Design Research Staff member: Dr Pirjo Haikola
Possible Futures for the Great Ocean Road. Designing something that will allow for something else to happen. This begins by abandoning the preconception that humans are constantly under threat from nature. The GOR name reflects a culture in which human activity dominates. Extensive evidence calls for a recognition that human and natural eco-systems should be considered as a continuum not as a disjuncture. The GOR must be approached as a Complex Adaptive System; one that requires periodic perturbance to stay healthy.
Design Research Staff member: Prof Justyna Karakiewic
Interdisciplinary groups of Master of Design students conducted research into overtourism impacting the Great Ocean Road. Collaborative, integrative design proposals were developed using data collected by the groups. Each student framed their project in response to a research question, leading to design outcomes that responded with a range of innovative solutions, including detourism and agritourism initiatives.
Design Research Staff members: Dr Andrew Haig & Dr Christopher Waller
Broad scale landscape planning is an integrative component of landscape architecture.

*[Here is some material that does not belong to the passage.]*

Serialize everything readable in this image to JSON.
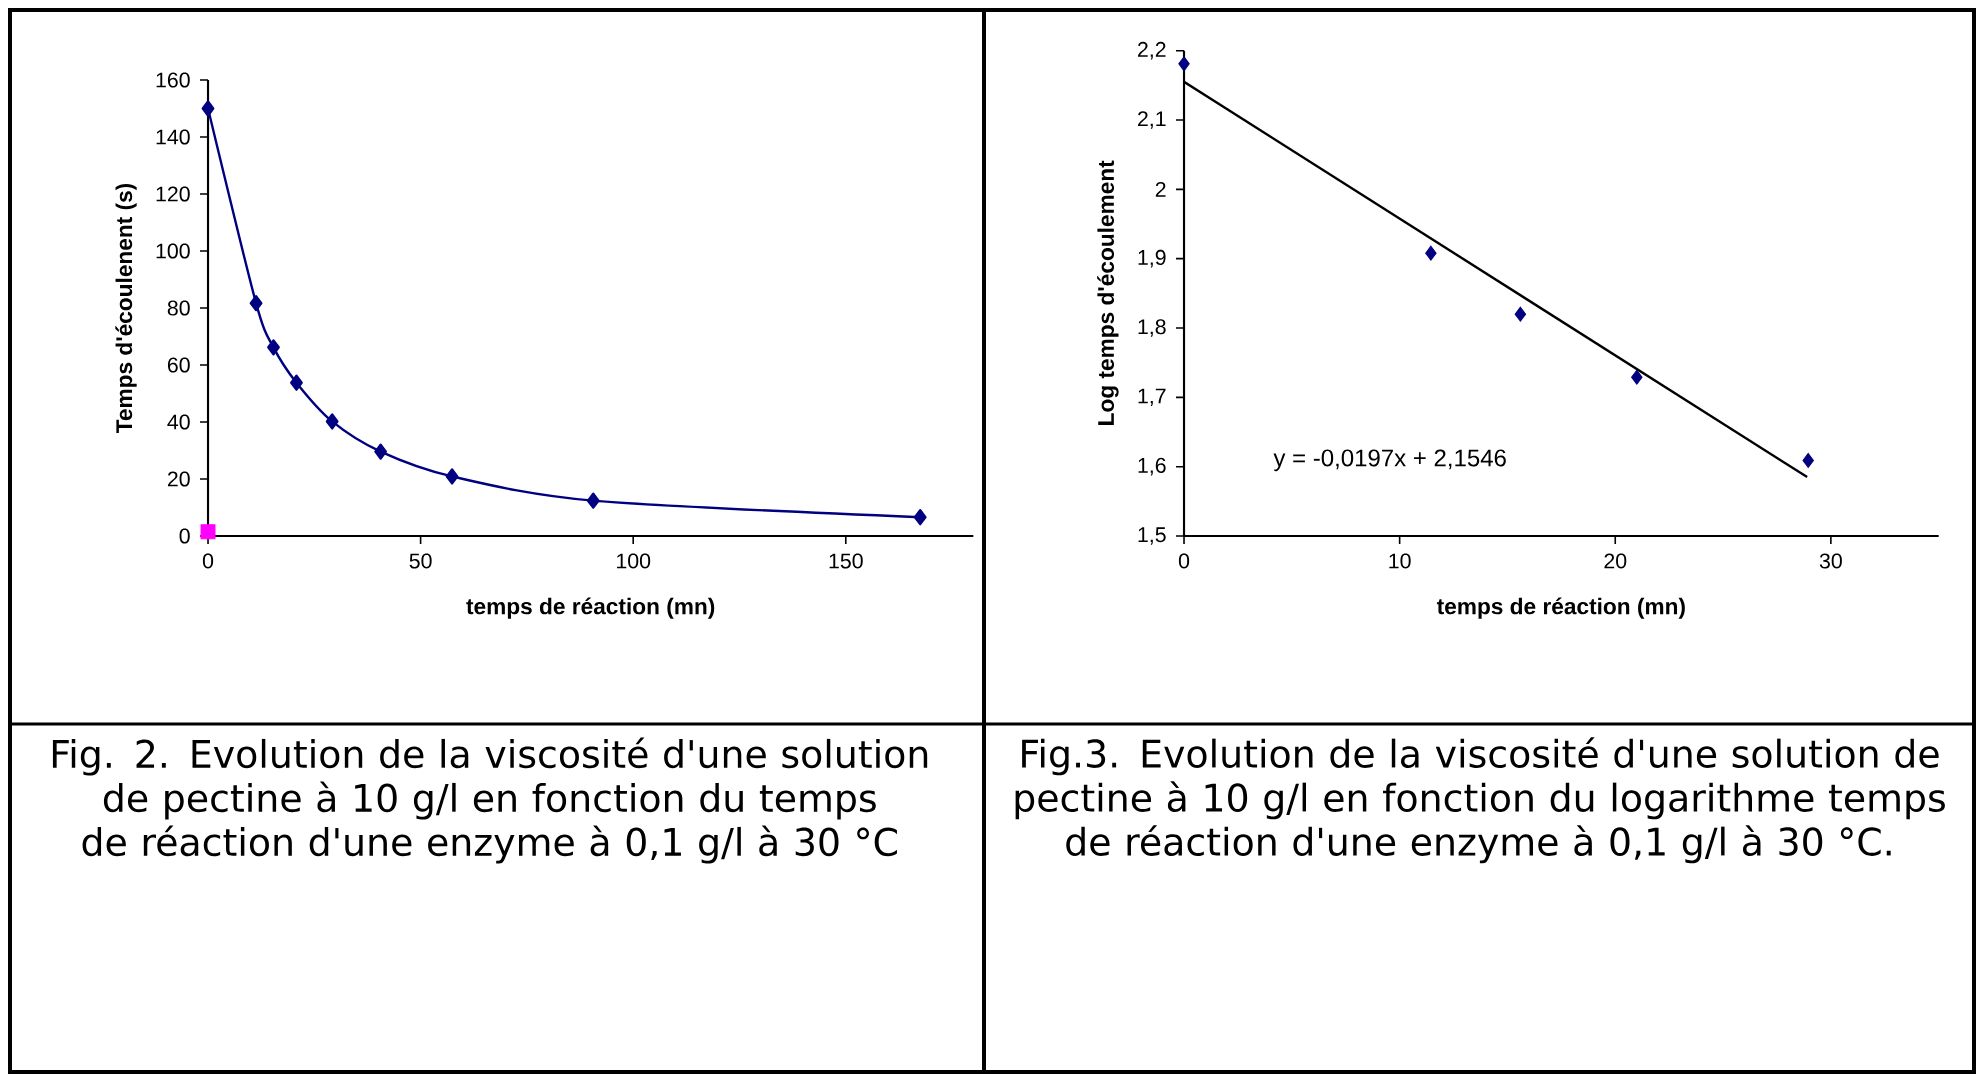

This studio introduces the conceptual framework for regional landscape assessment and planning; and a working knowledge of the GIS techniques applied to visualise and analyse demographic, ecological, cultural, and socioeconomic data for sustainable landscape planning.
In this studio, students will investigate one of (but not limited to) the following topics relevant to broad scale landscape planning – reconfiguration of sprawling suburbs into communities of real neighbourhoods and diverse districts, conservation of natural environments and biodiversity, designing climate responsive landscape, linking existing urban centres and towns using green infrastructure to foster a coherent urban region. A basic question underpinning this studio is: how to generate robust landscape planning strategies based on credible evidence? Using various metropolitan and regional landscapes in general and an identified ‘hotspot’ landscape in particular, this studio introduces the conceptual framework for regional landscape assessment and planning; and a working knowledge of the GIS techniques applied to visualise demographic, ecological, cultural, and socioeconomic data for sustainable landscape planning. Emphasis will be given to idea generation, conceptual design, and formation of integrative and cohesive landscape strategies informed by GIS-based spatial analysis at multiple spatial scales.